Now, Dudziak and others say Congress has an opportunity to fight back. Legal scholars are pointing to a 1950s Supreme Court case, Youngstown Sheet & Tube Co. v. Sawyer, to make the case to Democratic leadership that Congress has the winning argument against Trump on war powers.
In 1952, during the Korean War, a labor strike stalled steel production, cutting the availability of war materials for American troops. So President Harry Truman invoked his emergency powers to seize private steel mills to force steelworkers back, blatantly defying specific provisions in the Taft-Hartley Act — a largely anti-union labor law from 1947. Truman’s justification was that he could not wage a successful war without the proper materials, and therefore was allowed to act outside the law.

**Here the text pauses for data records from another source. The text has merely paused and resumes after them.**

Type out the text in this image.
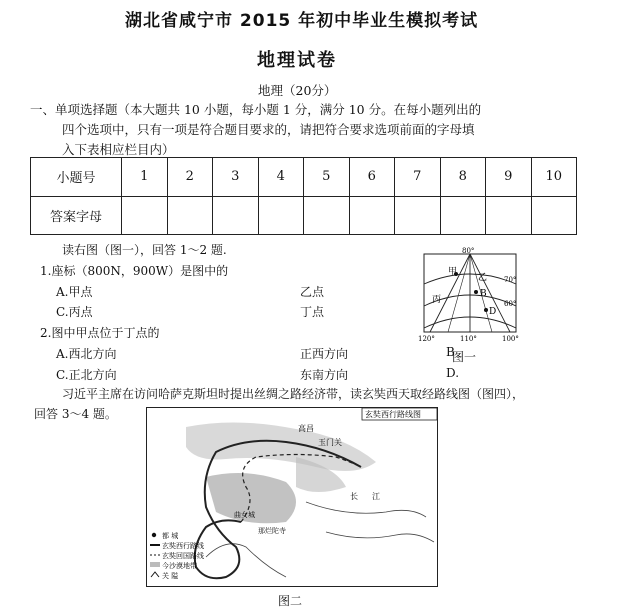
湖北省咸宁市 2015 年初中毕业生模拟考试
地理试卷
地理（20分）
一、单项选择题（本大题共 10 小题，每小题 1 分，满分 10 分。在每小题列出的
四个选项中，只有一项是符合题目要求的，请把符合要求选项前面的字母填
入下表相应栏目内）
小题号	1	2	3	4	5	6	7	8	9	10
答案字母										
读右图（图一），回答 1～2 题.
1.座标（800N，900W）是图中的
A.甲点	乙点
C.丙点	丁点
2.图中甲点位于丁点的
A.西北方向	正西方向
C.正北方向	东南方向
B
D.
甲
乙
丙
B
D
80°
70°
60°
120°	110°	100°
图一
习近平主席在访问哈萨克斯坦时提出丝绸之路经济带，读玄奘西天取经路线图（图四），
回答 3～4 题。	玄奘西行路线图
高昌
玉门关
长 江
曲女城
那烂陀寺
都 城
玄奘西行路线
玄奘回国路线
今沙漠地带
关 隘
图二
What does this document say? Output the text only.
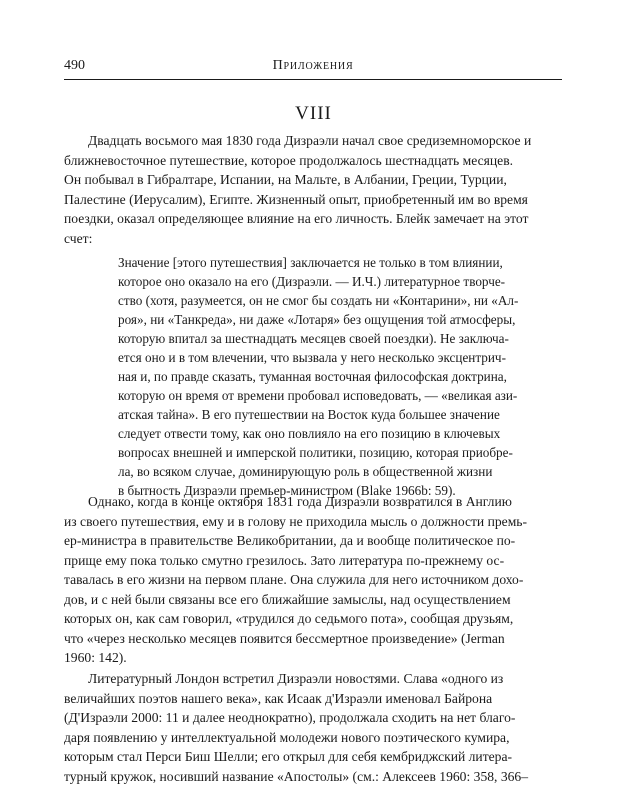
490	Приложения
VIII

Двадцать восьмого мая 1830 года Дизраэли начал свое средиземноморское и
ближневосточное путешествие, которое продолжалось шестнадцать месяцев.
Он побывал в Гибралтаре, Испании, на Мальте, в Албании, Греции, Турции,
Палестине (Иерусалим), Египте. Жизненный опыт, приобретенный им во время
поездки, оказал определяющее влияние на его личность. Блейк замечает на этот
счет:

Значение [этого путешествия] заключается не только в том влиянии,
которое оно оказало на его (Дизраэли. — И.Ч.) литературное творче-
ство (хотя, разумеется, он не смог бы создать ни «Контарини», ни «Ал-
роя», ни «Танкреда», ни даже «Лотаря» без ощущения той атмосферы,
которую впитал за шестнадцать месяцев своей поездки). Не заключа-
ется оно и в том влечении, что вызвала у него несколько эксцентрич-
ная и, по правде сказать, туманная восточная философская доктрина,
которую он время от времени пробовал исповедовать, — «великая ази-
атская тайна». В его путешествии на Восток куда большее значение
следует отвести тому, как оно повлияло на его позицию в ключевых
вопросах внешней и имперской политики, позицию, которая приобре-
ла, во всяком случае, доминирующую роль в общественной жизни
в бытность Дизраэли премьер-министром (Blake 1966b: 59).

Однако, когда в конце октября 1831 года Дизраэли возвратился в Англию
из своего путешествия, ему и в голову не приходила мысль о должности премь-
ер-министра в правительстве Великобритании, да и вообще политическое по-
прище ему пока только смутно грезилось. Зато литература по-прежнему ос-
тавалась в его жизни на первом плане. Она служила для него источником дохо-
дов, и с ней были связаны все его ближайшие замыслы, над осуществлением
которых он, как сам говорил, «трудился до седьмого пота», сообщая друзьям,
что «через несколько месяцев появится бессмертное произведение» (Jerman
1960: 142).

Литературный Лондон встретил Дизраэли новостями. Слава «одного из
величайших поэтов нашего века», как Исаак д'Израэли именовал Байрона
(Д'Израэли 2000: 11 и далее неоднократно), продолжала сходить на нет благо-
даря появлению у интеллектуальной молодежи нового поэтического кумира,
которым стал Перси Биш Шелли; его открыл для себя кембриджский литера-
турный кружок, носивший название «Апостолы» (см.: Алексеев 1960: 358, 366–
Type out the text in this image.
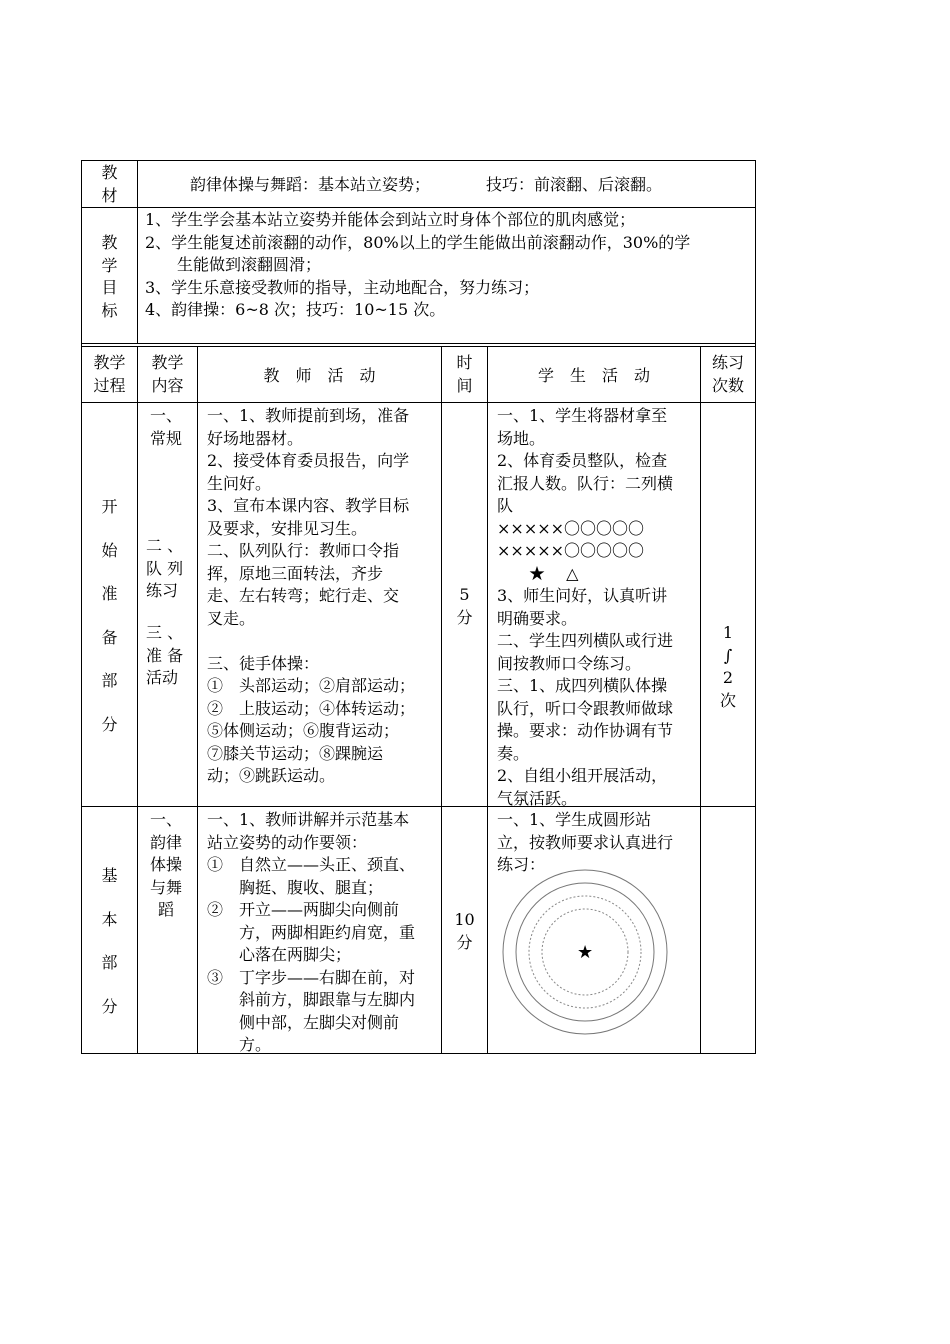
教
材
韵律体操与舞蹈：基本站立姿势；　　　　技巧：前滚翻、后滚翻。
教
学
目
标
1、学生学会基本站立姿势并能体会到站立时身体个部位的肌肉感觉；
2、学生能复述前滚翻的动作，80%以上的学生能做出前滚翻动作，30%的学
　　生能做到滚翻圆滑；
3、学生乐意接受教师的指导，主动地配合，努力练习；
4、韵律操：6~8 次；技巧：10~15 次。
教学
过程
教学
内容	教　师　活　动
时
间	学　生　活　动
练习
次数
开
始
准
备
部
分
一、
常规
二 、
队 列
练习
三 、
准 备
活动
一、1、教师提前到场，准备
好场地器材。
2、接受体育委员报告，向学
生问好。
3、宣布本课内容、教学目标
及要求，安排见习生。
二、队列队行：教师口令指
挥，原地三面转法，齐步
走、左右转弯；蛇行走、交
叉走。
三、徒手体操：
①　头部运动；②肩部运动；
②　上肢运动；④体转运动；
⑤体侧运动；⑥腹背运动；
⑦膝关节运动；⑧踝腕运
动；⑨跳跃运动。
5
分
一、1、学生将器材拿至
场地。
2、体育委员整队，检查
汇报人数。队行：二列横
队
×××××〇〇〇〇〇
×××××〇〇〇〇〇
　　★　 △
3、师生问好，认真听讲
明确要求。
二、学生四列横队或行进
间按教师口令练习。
三、1、成四列横队体操
队行，听口令跟教师做球
操。要求：动作协调有节
奏。
2、自组小组开展活动，
气氛活跃。
1
∫
2
次
基
本
部
分
一、
韵律
体操
与舞
蹈
一、1、教师讲解并示范基本
站立姿势的动作要领：
①　自然立——头正、颈直、
　　胸挺、腹收、腿直；
②　开立——两脚尖向侧前
　　方，两脚相距约肩宽，重
　　心落在两脚尖；
③　丁字步——右脚在前，对
　　斜前方，脚跟靠与左脚内
　　侧中部，左脚尖对侧前
　　方。
10
分
一、1、学生成圆形站
立，按教师要求认真进行
练习：
★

The Supreme Court rejected Truman’s case, and, importantly, Justice Robert Jackson’s opinion established a clear three-tier framework for presidential powers. He wrote that a president’s powers are at maximum strength only with Congress’s authorization. When Congress shows indifference, presidential power is in a “twilight zone,” as both branches can claim authority over a given matter. Finally, a president’s power is “at its lowest ebb” when Congress has specifically disapproved of an action.
US involvement in the war in Yemen firmly sits in this third category. Congress has passed a War Powers Resolution — a form of legislative action established in 1973 to prevent another Vietnam War — specifically directing Trump to withdraw from Yemen. In passing the resolution, Congress not only tried to claw back its constitutional powers from the president but also asserted that the executive had overstepped his bounds as commander in chief, going to war without Congress’s approval.
“We have the leading fundamental precedent on this requiring the Supreme Court to scrutinize presidential war-making,” Ackerman said. “If Nancy Pelosi doesn’t go to court and urge the Supreme Court to intervene when Congress has for the first time invoked this [War Power Resolution], in the case where neither President Obama nor President Trump has gained the approval, it establishes a precedent that this war power shouldn’t be taken seriously.”
Do Democrats want to get into this fight?
Since Trump’s veto, lawmakers and activists have been waiting for their next move on Yemen.
“We continue to consider all viable options to end this humanitarian crisis,” Pelosi’s spokesperson said.
Rep. Ro Khanna (D-CA), who shuttled the War Power Resolution through the House, with Sen. Bernie Sanders (I-VT) doing the same in the Senate, is hopeful: “It wasn’t a no,” he told Vox of leadership’s interest in taking Trump to court. That said, there still isn’t consensus that this is the best strategy going forward.
Sanders told Vox he would be supportive of Pelosi taking legal action, but said his primary focus is on building enough support that the Senate can overturn Trump’s veto. Sanders often talks about Yemen, and the importance of Congress’s war powers (especially with respect to Trump’s escalations with Iran), on the national stage as one of the leading 2020 Democratic presidential candidates.
“I think essentially we have got to rally the American people to understand what a horrible humanitarian disaster this is, and we need the votes to override Trump’s veto — that is to me the major issue,” Sanders said. “The court case would go on and on. And we need immediate action.”
Dudziak acknowledged the need for both legal action and a national campaign to gain Americans’ attention.
“The only way for Congress to have any role in restraining president’s war power is for Congress to act,” she said. “The hardest thing to [doing] anything is profound apathy about our conflict on the part of the American people.”